Da beschäftigte sich jemand mit dem Krankheitsbild, dachte ich noch, das ist gut. Auch wenn es keinen Unterschied macht, ob die Mutter vom Auto überfahren wird, weil sie zum gegenüberliegenden Italiener hinlaufen wollte oder vor dem Kantinenessen im Heim weglaufen wollte.

„Haben Sie schon ein Beerdigungsinstitut ausgesucht?“

Die zweite Frage an mich folgte: „Haben Sie schon ein Beerdigungsinstitut ausgesucht?“

Das war neu. Das hatte mich bisher noch niemand gefragt. Nein, hatten wir noch nicht. Wir haben bisher nicht mal eine Pflegeeinrichtung ausgesucht. Lange Rede, kurzer Sinn, diese Einrichtung wurde es dann auch nicht. Trotz meiner Bereitwilligkeit, meinen Sprachgebrauch hinsichtlich richtiger Wortwahl zu verbessern.

Ich hatte trotz einiger Ausfälle viele gute Gespräche mit Mitarbeitern von Pflegeeinrichtungen und insgesamt muss ich sagen, dass sie für mich hier in diesem Land die wahren Helden sind. Für ganz kleinen Lohn wird dort Schwerstarbeit geleistet. Man kann nur dringend auf große Verbesserungen der Arbeitsbedingungen hoffen. Auch im höchst eigenen Interesse. Denn irgendwann klopfen viele von uns eines nicht ganz fernen Tages dort an.

Die schrägste Begegnung hatte ich in einer kirchlichen Einrichtung. Ich war inzwischen gewiefte Lügnerin, was das Lobpreisen meiner Mutter anging. Ich hatte für sie ein Hochglanz-Exposé angelegt mit Eigenschaften wie „topfit, eigenständig, wenig pflegebedürftig, keine Hinlauftendenzen, reich, aus gutem Kinderhaus, keine eigenen Musikinstrumente, keine Haustiere und gute Glutamatverträglichkeit.“

„Gehört Ihre Mutter einer Religion an?“, wurde ich am Telefon gefragt.
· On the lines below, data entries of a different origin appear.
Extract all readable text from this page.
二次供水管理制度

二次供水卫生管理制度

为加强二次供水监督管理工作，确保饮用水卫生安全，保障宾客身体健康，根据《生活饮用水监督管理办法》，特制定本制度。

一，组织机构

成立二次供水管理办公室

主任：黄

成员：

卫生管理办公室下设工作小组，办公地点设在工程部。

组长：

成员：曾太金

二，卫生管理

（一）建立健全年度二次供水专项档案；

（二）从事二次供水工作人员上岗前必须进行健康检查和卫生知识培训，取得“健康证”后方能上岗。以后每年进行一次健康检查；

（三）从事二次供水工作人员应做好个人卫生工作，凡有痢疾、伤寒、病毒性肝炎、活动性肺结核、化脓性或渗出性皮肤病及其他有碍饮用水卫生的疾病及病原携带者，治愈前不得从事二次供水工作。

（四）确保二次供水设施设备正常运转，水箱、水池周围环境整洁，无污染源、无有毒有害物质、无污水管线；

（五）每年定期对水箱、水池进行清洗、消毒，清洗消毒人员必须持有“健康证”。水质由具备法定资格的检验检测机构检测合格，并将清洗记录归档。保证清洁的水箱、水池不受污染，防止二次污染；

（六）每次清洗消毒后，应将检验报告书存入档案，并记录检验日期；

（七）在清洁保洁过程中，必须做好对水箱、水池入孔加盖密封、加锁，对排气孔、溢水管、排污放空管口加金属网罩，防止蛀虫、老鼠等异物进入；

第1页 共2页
„Natürlich! Sie ist katholisch getauft, hat sich immer an mindestens acht Gebote gehalten und viele Jahre im Chor gesungen.“

Stille in der Leitung. Was hatte ich jetzt schon wieder Falsches gesagt?
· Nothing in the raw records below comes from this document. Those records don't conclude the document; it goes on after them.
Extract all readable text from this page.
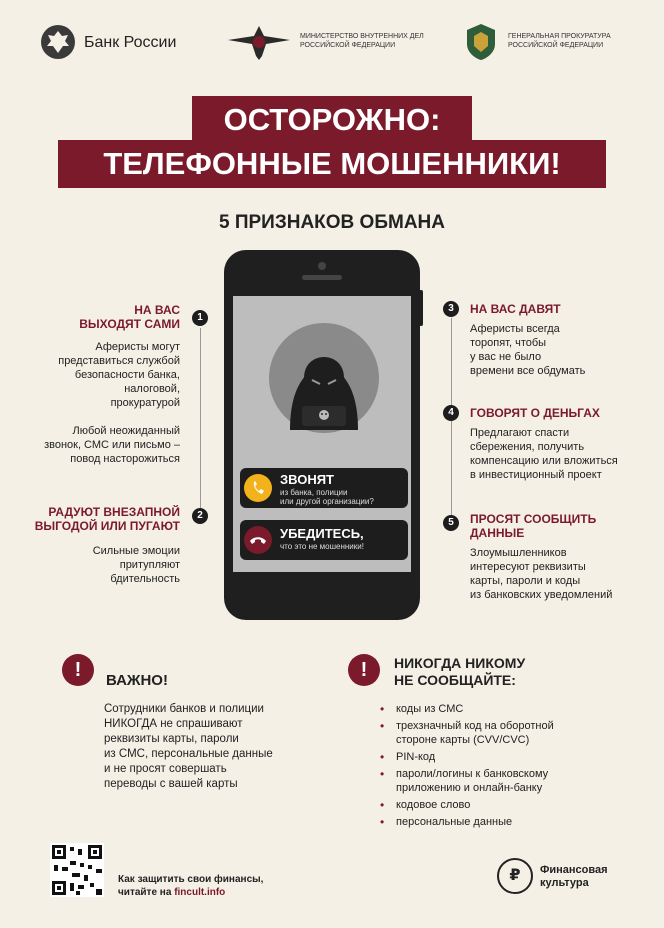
Банк России	МИНИСТЕРСТВО ВНУТРЕННИХ ДЕЛ
РОССИЙСКОЙ ФЕДЕРАЦИИ
ГЕНЕРАЛЬНАЯ ПРОКУРАТУРА
РОССИЙСКОЙ ФЕДЕРАЦИИ
ОСТОРОЖНО:
ТЕЛЕФОННЫЕ МОШЕННИКИ!
5 ПРИЗНАКОВ ОБМАНА
ЗВОНЯТ
из банка, полиции
или другой организации?
УБЕДИТЕСЬ,
что это не мошенники!
1
НА ВАС
ВЫХОДЯТ САМИ
Аферисты могут
представиться службой
безопасности банка,
налоговой,
прокуратурой
Любой неожиданный
звонок, СМС или письмо –
повод насторожиться
2
РАДУЮТ ВНЕЗАПНОЙ
ВЫГОДОЙ ИЛИ ПУГАЮТ
Сильные эмоции
притупляют
бдительность
3	НА ВАС ДАВЯТ
Аферисты всегда
торопят, чтобы
у вас не было
времени все обдумать
4	ГОВОРЯТ О ДЕНЬГАХ
Предлагают спасти
сбережения, получить
компенсацию или вложиться
в инвестиционный проект
5	ПРОСЯТ СООБЩИТЬ
ДАННЫЕ
Злоумышленников
интересуют реквизиты
карты, пароли и коды
из банковских уведомлений
!	ВАЖНО!
Сотрудники банков и полиции
НИКОГДА не спрашивают
реквизиты карты, пароли
из СМС, персональные данные
и не просят совершать
переводы с вашей карты
!	НИКОГДА НИКОМУ
НЕ СООБЩАЙТЕ:
• коды из СМС
• трехзначный код на оборотной
стороне карты (CVV/CVC)
• PIN-код
• пароли/логины к банковскому
приложению и онлайн-банку
• кодовое слово
• персональные данные
Как защитить свои финансы,
читайте на fincult.info
₽	Финансовая
культура
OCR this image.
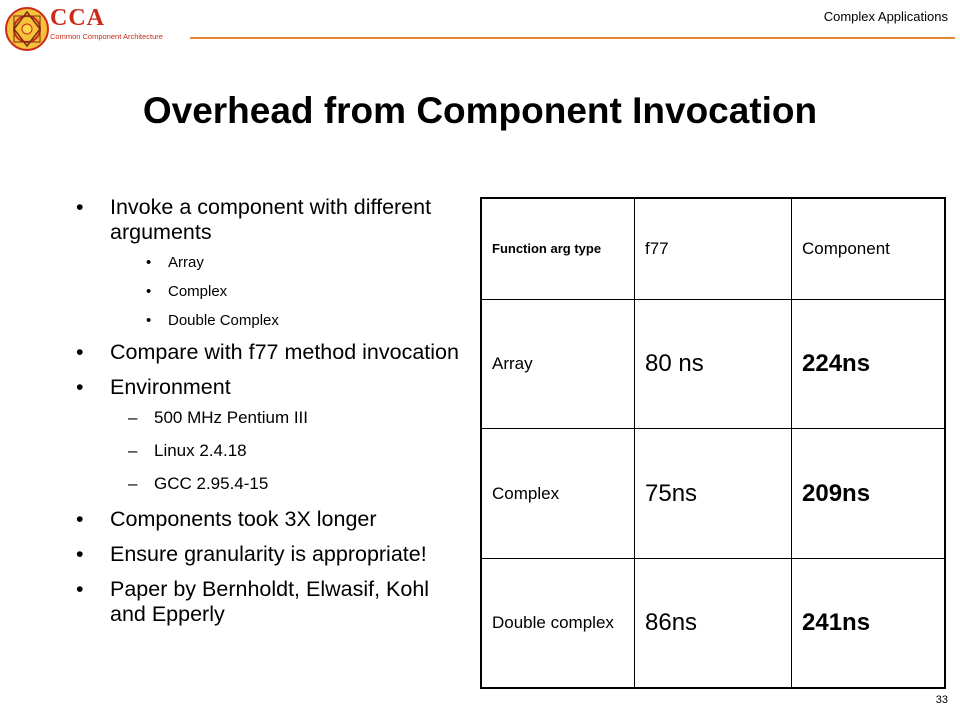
CCA
Common Component Architecture
Complex Applications
Overhead from Component Invocation
• Invoke a component with different arguments
• Array
• Complex
• Double Complex
• Compare with f77 method invocation
• Environment
– 500 MHz Pentium III
– Linux 2.4.18
– GCC 2.95.4-15
• Components took 3X longer
• Ensure granularity is appropriate!
• Paper by Bernholdt, Elwasif, Kohl and Epperly
Function arg type	f77	Component
Array	80 ns	224ns
Complex	75ns	209ns
Double complex	86ns	241ns
33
„Katholisch nützt nichts. Wir nehmen nur Neuapostolen, freie Ökumenen, Methodisten und Baptisten.“

„Was ist mit Nudisten? Sie hat sich immer gern nackig ausgezogen. Oder Scientologen? Meine Mutter liebt Filme mit Tom Cruise. Wenn Sie möchten, dann ziehen wir ihr einen karierten Rock und eine weiße Bluse an und drücken ihr den Wachturm in die Hand!“

„Im Namen des Herrn“ – ein Nachname wurde mir leider nicht genannt – so wurde mir am Telefon geantwortet, sei keiner meiner konstruktiven Vorschläge im Gesamtkonzept des christlichen Hauses umsetzbar.